Note that this serves, during the increase, as an incentive to borrow and a disincentive to save.
The reality of the business cycle, however, ensures that the banks' contribution doesn't plateau, but rather cycles. During the boom, they lend out more money. During the recession, they concern themselves primarily with getting loans paid back, and are less inclined to loan (because people seem less likely to pay them back). And just as lending against a fractional reserve adds more money to the economy, that same loan being paid back removes it. So long as loans are being made and paid back at the same rate, the overall quantity of money does not increase. But the reality is that there are times when there is more lending than repayment (the boom), and times when there is more repayment than lending (the bust, or "recession"). (I won't be talking about the cause of the business cycle here, but for my preferred explanations google "Austrian Business Cycle Theory" and "Land Market Cycle".)

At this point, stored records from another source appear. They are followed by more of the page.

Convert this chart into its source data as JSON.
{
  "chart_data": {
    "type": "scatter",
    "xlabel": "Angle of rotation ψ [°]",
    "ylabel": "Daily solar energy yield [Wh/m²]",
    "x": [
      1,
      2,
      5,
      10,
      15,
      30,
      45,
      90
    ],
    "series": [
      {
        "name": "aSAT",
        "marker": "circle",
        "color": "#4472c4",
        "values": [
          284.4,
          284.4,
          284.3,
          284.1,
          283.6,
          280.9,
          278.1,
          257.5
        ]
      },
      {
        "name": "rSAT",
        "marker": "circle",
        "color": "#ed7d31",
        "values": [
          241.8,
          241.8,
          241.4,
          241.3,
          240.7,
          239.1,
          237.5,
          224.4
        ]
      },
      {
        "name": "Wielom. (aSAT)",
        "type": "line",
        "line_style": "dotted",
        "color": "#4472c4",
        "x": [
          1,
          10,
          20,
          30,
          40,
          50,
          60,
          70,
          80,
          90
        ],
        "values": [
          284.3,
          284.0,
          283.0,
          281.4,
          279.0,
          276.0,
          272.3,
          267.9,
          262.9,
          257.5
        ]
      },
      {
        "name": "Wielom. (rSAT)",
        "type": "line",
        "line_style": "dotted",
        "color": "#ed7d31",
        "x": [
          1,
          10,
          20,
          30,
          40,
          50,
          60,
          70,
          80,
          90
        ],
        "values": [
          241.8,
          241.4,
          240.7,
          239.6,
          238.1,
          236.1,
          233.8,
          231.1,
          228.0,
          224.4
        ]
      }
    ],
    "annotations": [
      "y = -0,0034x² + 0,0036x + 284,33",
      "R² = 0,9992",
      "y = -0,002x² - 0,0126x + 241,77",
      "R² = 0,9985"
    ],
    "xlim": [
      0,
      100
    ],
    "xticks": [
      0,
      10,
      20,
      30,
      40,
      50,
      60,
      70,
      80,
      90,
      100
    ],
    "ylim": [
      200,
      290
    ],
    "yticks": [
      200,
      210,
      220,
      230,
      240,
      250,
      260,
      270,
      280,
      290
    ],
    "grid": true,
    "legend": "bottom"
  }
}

So our economy goes (or rather would go, if the Federal Reserve allowed it) through periods where the banks expand the money supply, and periods where they contract it. Those who exploit this system wisely can profit from increased money, and avoid the dropping prices that result from reduced money (as those who got out at the top of the recent housing boom did) at the expense of those to whom they sold it. It's rather like an exceptionally successful counterfeiting ring who manage to unload large quantities of exquisitely crafted fake money onto suckers, enjoy what they've already bought as everyone else's prices rise in response... then sell their stuff for real money right as the forgeries begin to to be discovered and removed, but before the prices begin to return to their original levels in response... and THEN buy yet again, at the lower prices.

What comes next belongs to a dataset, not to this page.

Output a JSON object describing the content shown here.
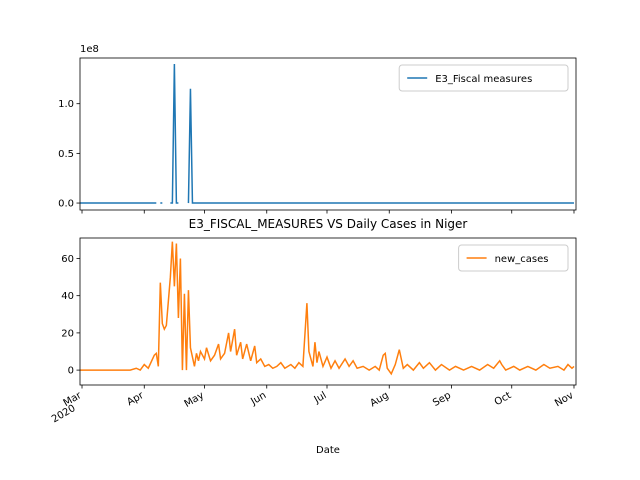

These days, however, the money supply is rarely allowed to truly decrease (though money is continually injected into and removed from this speculative market or that as the fads change, causing volatile price changes over the short term... as was the case when the banks significantly loosened criteria for lending against real estate... and then suddenly tightened them again). The Federal Reserve System also has ways of manipulating the money supply, by manipulating the base against which the banks lend. And while, given a fixed base, the banks could theoretically plateau at a new level and never increase again; the Federal Reserve has ways to constantly increase the base... and does, to the benefit of a different set of parties.